Layer potatoes. Working quickly, layer the potato slices on the bottom of the pan, allowing them to overlap slightly. When you have one layer, put down another.
Layer cheese. Now, place a layer of cheese on the potatoes, then another layer of potatoes.
Season. Sprinkle with freshly- ground black pepper and a bit of salt, then drizzle with the remaining bit of oil.
Crisp. Let the potatoes cook on medium-high heat for about 5 minutes to help the bottom crisp a bit.
Cook. Lower the temperature to low, cover, and cook the potatoes for about 45 minutes, or until a sharp knife easily pierces the potato slices.
Unmold. Now, we come to the most difficult part, removing the potatoes from the pan. If you want, you can wimp out and just scrape out pieces of potatoes and serve. Here in the test kitchen, we are going to try to unmold those potatoes. Using a spatula, we worked our way around and under the potatoes until we could tell that the potatoes were unstuck. Placing a plate over the top of the pan, and hands covered with hot pads, we quickly inverted the plate pan combo, and the potatoes fell right out. We did fix up a few straggling potato slices.
Serve. Cut through that crisp layer on the bottom to form wedges and plate.

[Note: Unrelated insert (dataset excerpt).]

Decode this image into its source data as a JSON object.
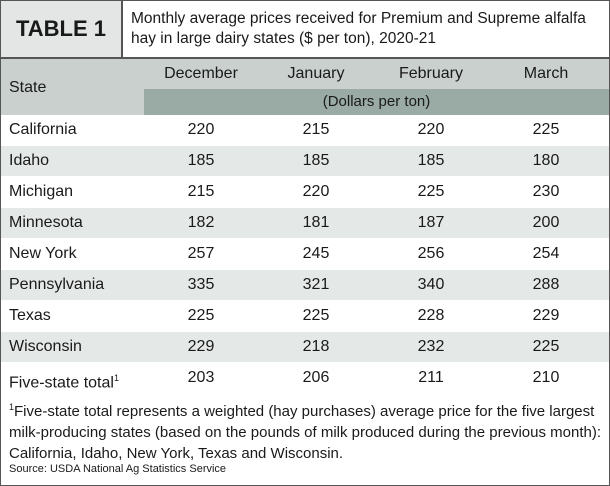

Well, these had potatoes and cheese, so we knew from the get go that they’d be good. Even so, they were even better than we expected. The soaking in water helped give the potatoes a creamier texture when cooked, and, the crispy cheese/potato crust that formed on the bottom was, as we’re sure you can guess, delicious. Even better than the crispy parts of scalloped potatoes. Really. Four stars.